Privacy Futures: Fed-up Consumers Take Their Data Back
In 2019, usable security will become the new buzzword and signal a rejection of the argument that there must be a trade-off between convenience and security and privacy.
According to a recent Pew survey, two-thirds of Americans do not believe current laws are doing enough to protect their privacy, and six out of 10 respondents would like greater autonomy over their personal data. In an even more surprising turn of events, leadership at several leading tech companies — among them Apple CEO Tim Cook — are now encouraging smarter government regulation and data privacy laws. These shifts indicate a growing awareness and concern within the United States around data privacy and data protection.
In 2019, I predict constituents across the US will seek even greater data protection legislation from their representatives. In the aftermath of the recent Marriott data breach, for example, several members of Congress demanded cybersecurity legislation focusing on consumer protection and privacy, among them, Senator Mark Warner (D-Va.) who asked for "laws that require data minimization, ensuring companies do not keep sensitive data that they no longer need …. and data security laws that ensure companies account for security costs rather than making their consumers shoulder the burden and harms resulting from these lapses."

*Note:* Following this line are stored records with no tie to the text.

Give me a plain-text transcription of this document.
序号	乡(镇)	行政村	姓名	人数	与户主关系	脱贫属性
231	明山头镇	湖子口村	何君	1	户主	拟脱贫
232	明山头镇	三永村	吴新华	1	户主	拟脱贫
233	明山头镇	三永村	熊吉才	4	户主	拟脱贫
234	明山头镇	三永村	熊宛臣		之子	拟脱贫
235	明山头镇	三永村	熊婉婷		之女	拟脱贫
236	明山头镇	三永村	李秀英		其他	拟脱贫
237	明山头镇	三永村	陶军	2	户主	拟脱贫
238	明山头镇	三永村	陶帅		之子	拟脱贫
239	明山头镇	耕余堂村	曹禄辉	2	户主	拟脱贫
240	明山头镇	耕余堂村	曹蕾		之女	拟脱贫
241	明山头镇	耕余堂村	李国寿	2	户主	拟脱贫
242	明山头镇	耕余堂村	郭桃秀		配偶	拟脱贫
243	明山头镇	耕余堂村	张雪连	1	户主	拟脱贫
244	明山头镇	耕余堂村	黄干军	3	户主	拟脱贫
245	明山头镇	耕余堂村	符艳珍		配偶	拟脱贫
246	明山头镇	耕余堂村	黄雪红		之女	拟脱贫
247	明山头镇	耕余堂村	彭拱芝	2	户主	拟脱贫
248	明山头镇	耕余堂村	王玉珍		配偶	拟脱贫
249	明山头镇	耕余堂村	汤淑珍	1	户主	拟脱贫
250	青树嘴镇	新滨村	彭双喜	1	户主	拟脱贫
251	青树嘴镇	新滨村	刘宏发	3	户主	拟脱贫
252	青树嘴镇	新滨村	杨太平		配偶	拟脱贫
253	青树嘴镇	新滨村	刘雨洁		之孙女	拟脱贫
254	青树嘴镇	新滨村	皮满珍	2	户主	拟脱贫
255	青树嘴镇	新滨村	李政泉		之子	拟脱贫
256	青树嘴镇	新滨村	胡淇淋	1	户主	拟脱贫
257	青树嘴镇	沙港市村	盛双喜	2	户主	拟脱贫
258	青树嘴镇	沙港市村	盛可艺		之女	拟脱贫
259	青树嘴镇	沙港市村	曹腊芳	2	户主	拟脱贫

Battle Royale: Authoritarian vs. Democratic
While the US has been, for the most part, sitting on the sidelines over the past few years, we've seen a steady march toward greater data localization laws that foreshadow a global battle over data security and privacy. On the one hand are authoritarian regimes that are implementing data localization policies to enable greater government access to both personally identifiable information and intellectual property. This digital authoritarianism includes Internet controls and restrictions, integrating disinformation, and limiting individual data access through various forms of censorship. One the other are the democratic nations that are using legislation such as the European Union's General Data Protection Regulation (GDPR), which favor the rights of the individual over government access to the data of private citizens.
Russia, for instance, recently announced greater oversight and harsher fines to existing data laws, which include requiring government access to encryption keys and storing Russian users' personal data in Russia. But Russia is not alone. According to Freedom House's Freedom of the Net, this form of digital authoritarianism is the most dominant trend, coinciding with eight consecutive years of rising global Internet censorship.
Conversely, GDPR and now the California Consumer Privacy Act (CCPA) represent the emergence of more democratic models that focus on individual data protection and provide a counterweight to digital authoritarianism. Given these global trends — coupled with constituent pressure — the US will find it increasingly difficult to maintain its current patchwork of industry and state-specific approaches to cybersecurity and data protection. Expect to see the US step off the bench and put some skin in the game.
2019: The Year of Security UX?
While the United States will inevitably see additional forms of data protection legislation introduced in 2019, given the stagnation of current cybersecurity legislation in Congress and the nonstop mega-breaches, the public likely will not be satisfied to sit back and wait and see if legislation gets passed. In the last few weeks of 2018, the recent Marriott mega-breach, the National Republican Congressional Committee email hack, and the Facebook email dump have served as constant reminders about the magnitude of this problem. Given the confluence of corporate breaches, proliferation of attackers, and the global diffusion of surveillance and censorship, individuals want to take back control and gain agency in their own data protection.
The security industry notoriously lacks usability and often blames the user as the weakest link and source of all security problems. But in 2019, users will revolt against this and demand greater, more intuitive individual control over their data. The movement toward usable security will also drive security professionals to work closely with social scientists and user experience experts to ensure that incentive structures and human-computer interaction match those for the broader population of product users and consumers. Usable security will become the new buzzword and signal a rejection of the argument that there must be a trade-off between convenience and security and privacy. The public will demand both convenience and data protection, and there will finally be some progress toward true democratization of security for the masses.